Over the long term, Canada’s snow crab stocks also face an uncertain future as oceans warm, said Darrell Mullowney, a research scientists with Fisheries and Oceans Canada. But in the short term, Canadian snow crab is booming.
The 2022 harvest quota of more than 100 million pounds was nearly 20 times higher than the Bering Sea snow crab quota earlier this year.
It is uncertain just when king and snow crab harvests will resume off Alaska.
This winter, the crab fleet will not come to a total standstill. Some boats will drop pots for cod or serve as tender boats to ferry fish back to port. Some will participate in a small harvest of some 2 million pounds of bairdi — which is similar to snow crab. A handful of boats hold rights to catch more than 5 million pounds of golden king crab in a harvest off the Aleutian chain that began this year and will stretch into 2023.
But many Alaska crabbers already are finding other jobs.
Skipper Glenn Casto, from Snohomish County, who fished Bering Sea crab for years, will shift to a deckhand position in the Dungeness crab harvest off Washington.
“I’m too young to sit around,” the 52-year old Casto said, despite his heart remaining up north.

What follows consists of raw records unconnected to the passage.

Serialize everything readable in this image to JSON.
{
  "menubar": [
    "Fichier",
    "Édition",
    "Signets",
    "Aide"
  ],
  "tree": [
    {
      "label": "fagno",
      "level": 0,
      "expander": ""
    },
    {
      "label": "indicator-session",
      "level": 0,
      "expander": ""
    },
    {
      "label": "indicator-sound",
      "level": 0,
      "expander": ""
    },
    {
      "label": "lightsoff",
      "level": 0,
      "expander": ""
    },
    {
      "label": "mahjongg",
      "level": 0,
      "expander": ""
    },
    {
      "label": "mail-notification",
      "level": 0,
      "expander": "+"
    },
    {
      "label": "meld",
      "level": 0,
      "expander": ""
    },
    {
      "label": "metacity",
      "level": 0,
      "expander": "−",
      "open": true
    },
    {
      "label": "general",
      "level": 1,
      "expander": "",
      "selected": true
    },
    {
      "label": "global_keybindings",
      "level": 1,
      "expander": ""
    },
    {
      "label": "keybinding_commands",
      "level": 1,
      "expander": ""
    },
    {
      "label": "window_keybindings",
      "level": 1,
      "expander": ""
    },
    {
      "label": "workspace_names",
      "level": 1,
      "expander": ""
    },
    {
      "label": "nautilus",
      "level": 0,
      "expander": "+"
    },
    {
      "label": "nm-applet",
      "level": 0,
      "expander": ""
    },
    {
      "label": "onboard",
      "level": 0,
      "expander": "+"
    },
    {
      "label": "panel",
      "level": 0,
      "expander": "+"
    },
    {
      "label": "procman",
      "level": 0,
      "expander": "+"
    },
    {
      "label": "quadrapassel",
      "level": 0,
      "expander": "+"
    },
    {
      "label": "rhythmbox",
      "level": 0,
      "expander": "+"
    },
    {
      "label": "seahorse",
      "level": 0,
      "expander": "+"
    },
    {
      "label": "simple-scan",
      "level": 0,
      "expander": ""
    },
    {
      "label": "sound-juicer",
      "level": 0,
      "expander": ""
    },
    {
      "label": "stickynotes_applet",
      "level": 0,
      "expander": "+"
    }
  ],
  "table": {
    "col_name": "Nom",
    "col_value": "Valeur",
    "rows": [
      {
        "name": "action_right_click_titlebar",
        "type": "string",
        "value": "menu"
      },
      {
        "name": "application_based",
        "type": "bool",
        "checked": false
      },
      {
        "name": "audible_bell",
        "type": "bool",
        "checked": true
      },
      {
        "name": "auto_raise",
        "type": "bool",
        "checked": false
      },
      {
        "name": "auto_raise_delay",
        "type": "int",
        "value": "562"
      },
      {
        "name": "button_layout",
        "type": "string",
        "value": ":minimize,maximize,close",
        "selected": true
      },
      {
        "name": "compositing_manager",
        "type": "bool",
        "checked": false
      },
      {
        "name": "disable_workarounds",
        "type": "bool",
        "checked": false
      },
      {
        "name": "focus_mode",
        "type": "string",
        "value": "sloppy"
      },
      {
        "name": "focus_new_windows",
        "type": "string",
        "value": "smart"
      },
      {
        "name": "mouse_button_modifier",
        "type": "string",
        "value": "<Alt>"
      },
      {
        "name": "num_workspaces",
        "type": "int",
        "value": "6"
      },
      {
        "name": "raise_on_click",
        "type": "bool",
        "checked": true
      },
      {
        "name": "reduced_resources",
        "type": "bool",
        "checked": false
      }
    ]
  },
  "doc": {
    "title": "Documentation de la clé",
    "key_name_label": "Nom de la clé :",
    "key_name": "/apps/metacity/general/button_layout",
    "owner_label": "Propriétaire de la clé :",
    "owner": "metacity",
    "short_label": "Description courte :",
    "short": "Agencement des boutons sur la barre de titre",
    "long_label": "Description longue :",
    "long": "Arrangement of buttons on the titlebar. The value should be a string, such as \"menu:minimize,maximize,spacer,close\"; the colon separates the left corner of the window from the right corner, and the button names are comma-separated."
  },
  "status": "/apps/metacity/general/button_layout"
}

Meanwhile, industry finances are a mess.
Red king and snow crab quota shares — offering the rights to claim part of the annual harvest — were once valuable assets. The catch rights to a pound of king crab could fetch $60, according to Aaron Overland of Dock Street Brokers in Seattle. But that market has imploded, with buying and selling at a standstill.
“There is too much uncertainty,” Overland said. “Trying to identify future revenue streams is a fool’s errand.”